Mick and I left with our cones and then they were gone in minutes and we had nothing to do but stand among the throngs outside and wait for Mom. Once she got going on errands there was no stopping her. When she finally arrived, we heard her car before we even saw it. Its engine made a distinctive rattling sound because it was a diesel. (Of course we had the only diesel station wagon in America.) Mom was driving through the parking lot at like one mile per hour because there were so many people everywhere.
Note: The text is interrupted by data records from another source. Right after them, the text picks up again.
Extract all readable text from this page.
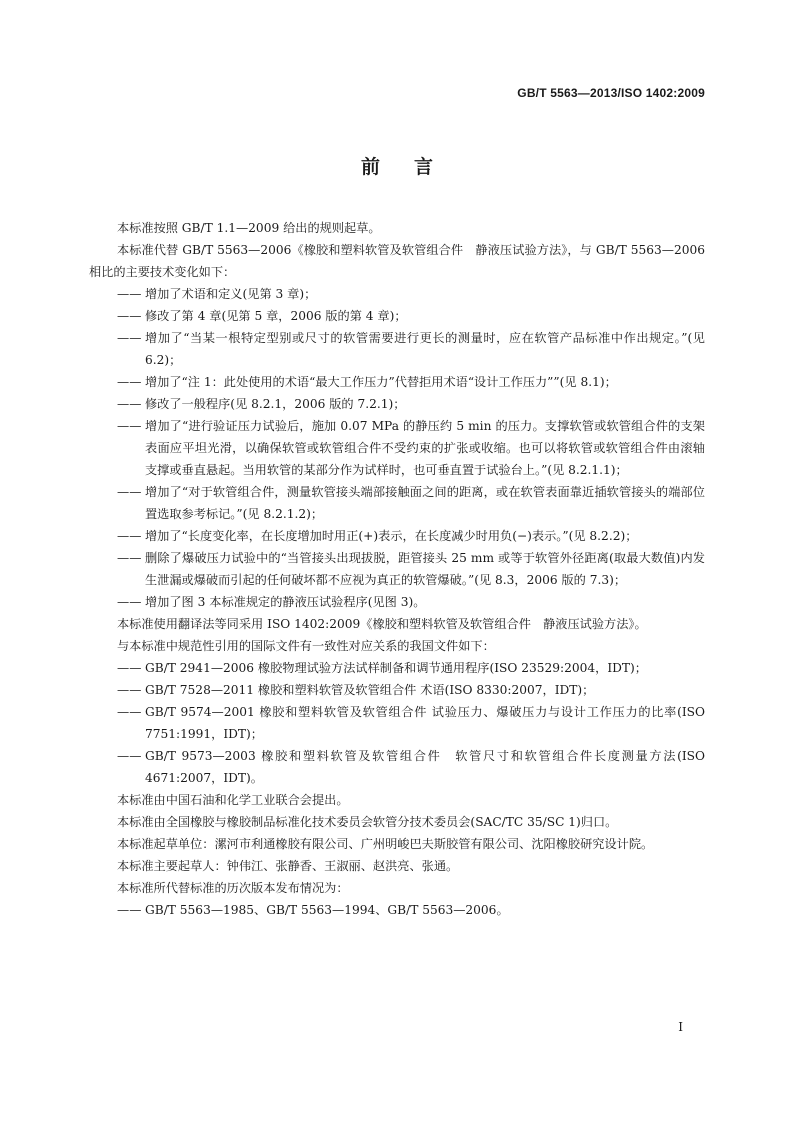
GB/T 5563—2013/ISO 1402:2009
前言

本标准按照 GB/T 1.1—2009 给出的规则起草。

本标准代替 GB/T 5563—2006《橡胶和塑料软管及软管组合件　静液压试验方法》，与 GB/T 5563—2006 相比的主要技术变化如下：

—— 增加了术语和定义(见第 3 章)；
—— 修改了第 4 章(见第 5 章，2006 版的第 4 章)；
—— 增加了“当某一根特定型别或尺寸的软管需要进行更长的测量时，应在软管产品标准中作出规定。”(见 6.2)；
—— 增加了“注 1：此处使用的术语“最大工作压力”代替拒用术语“设计工作压力””(见 8.1)；
—— 修改了一般程序(见 8.2.1，2006 版的 7.2.1)；
—— 增加了“进行验证压力试验后，施加 0.07 MPa 的静压约 5 min 的压力。支撑软管或软管组合件的支架表面应平坦光滑，以确保软管或软管组合件不受约束的扩张或收缩。也可以将软管或软管组合件由滚轴支撑或垂直悬起。当用软管的某部分作为试样时，也可垂直置于试验台上。”(见 8.2.1.1)；
—— 增加了“对于软管组合件，测量软管接头端部接触面之间的距离，或在软管表面靠近插软管接头的端部位置选取参考标记。”(见 8.2.1.2)；
—— 增加了“长度变化率，在长度增加时用正(+)表示，在长度减少时用负(−)表示。”(见 8.2.2)；
—— 删除了爆破压力试验中的“当管接头出现拔脱，距管接头 25 mm 或等于软管外径距离(取最大数值)内发生泄漏或爆破而引起的任何破坏都不应视为真正的软管爆破。”(见 8.3，2006 版的 7.3)；
—— 增加了图 3 本标准规定的静液压试验程序(见图 3)。

本标准使用翻译法等同采用 ISO 1402:2009《橡胶和塑料软管及软管组合件　静液压试验方法》。

与本标准中规范性引用的国际文件有一致性对应关系的我国文件如下：

—— GB/T 2941—2006 橡胶物理试验方法试样制备和调节通用程序(ISO 23529:2004，IDT)；
—— GB/T 7528—2011 橡胶和塑料软管及软管组合件 术语(ISO 8330:2007，IDT)；
—— GB/T 9574—2001 橡胶和塑料软管及软管组合件 试验压力、爆破压力与设计工作压力的比率(ISO 7751:1991，IDT)；
—— GB/T 9573—2003 橡胶和塑料软管及软管组合件　软管尺寸和软管组合件长度测量方法(ISO 4671:2007，IDT)。

本标准由中国石油和化学工业联合会提出。

本标准由全国橡胶与橡胶制品标准化技术委员会软管分技术委员会(SAC/TC 35/SC 1)归口。

本标准起草单位：漯河市利通橡胶有限公司、广州明峻巴夫斯胶管有限公司、沈阳橡胶研究设计院。

本标准主要起草人：钟伟江、张静香、王淑丽、赵洪亮、张通。

本标准所代替标准的历次版本发布情况为：

—— GB/T 5563—1985、GB/T 5563—1994、GB/T 5563—2006。
I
And all at once, Mick saw his opening. It must have been a thrilling moment of insight, like when Watson and Crick first deduced the double helix. It was a moment of mental brilliance, and yet Mick acted on pure instinct. He raced through the crowd, bounded down off the curb, and let out a perfect brakescreech. Then—BAM!—he was bouncing over the hood of Mom’s car, which made a great noise as it caved in and then sprang back into shape. He’d left out the “Lookout, George!”—he’d finally realized, just in time for his big moment, that it was the least realistic part of the stunt. He also skipped the convulsions—when I raced around the front of the car to look at him, he was deathly still, lying on the road in a fetal position. As many times as I’d seen this stunt, I couldn’t be completely sure he hadn’t been hit. If the action had stopped here, half a dozen witnesses would have said, “I saw the whole thing! That crazy bitch must’ve been going thirty miles an hour!”

But it didn’t stop there. As people crowded around the accident scene trying to figure out what to do, Mom suddenly opened her door and jumped out. She was furious. “Get up!” she screamed. “Get up off the ground, you brat!” More amazing still, Mick rose from the dead, jumped to his feet, and the two of us got in the car. As Mom drove, cursing, from the scene, Mick and I were laughing so hard it didn’t even make any noise. We couldn’t get enough air and tears were streaming down our cheeks. It was the pinnacle of the summer and of our childhood. Our last hurrah.

From there, things unraveled predictably enough. Mick and I moved into the condo until he and Mom couldn’t stand each other anymore, and then he drifted away and began living in a total dive with a bunch of deadbeat teens, filling his days with weed and the like. I got hooked on something far worse: TV. It started out socially, watching David Letterman with friends, but it got worse over the years to the point that I ended up taping shows like “Simon and Simon” and “Remington Steele” and watching them during the day, when other kids my age were in class. I missed my brothers terribly.

Over the decades, my brothers and I eventually made good. After passing the GED, Mick took fifteen years putting himself through college, took a degree in electrical engineering, and although he’s not rich yet, he was just granted the patent for mRFIDs, microscopic radio chips that fit not just in your wallet but on your earrings or car keys. (So long as your personal effects are within a quarter mile of your smartphone, you’ll never lose them again.) Ryan has created the ingeniously compact encryption algorithm that can run on a chip that small. Seth now lives in the Netherlands where he’s a soap opera star. I’ve got a lucrative real estate job that I could do in my sleep, and usually do, as I bide by time: when Mick is a billionaire, I’ll write his authorized biography, or maybe his unauthorized biography. Maybe both. Whatever else we Andersons accomplish and enjoy, though, I doubt I’ll ever recapture that pure joy of carelessly pissing away a perfect summer day on a half-dead lawn in Boulder.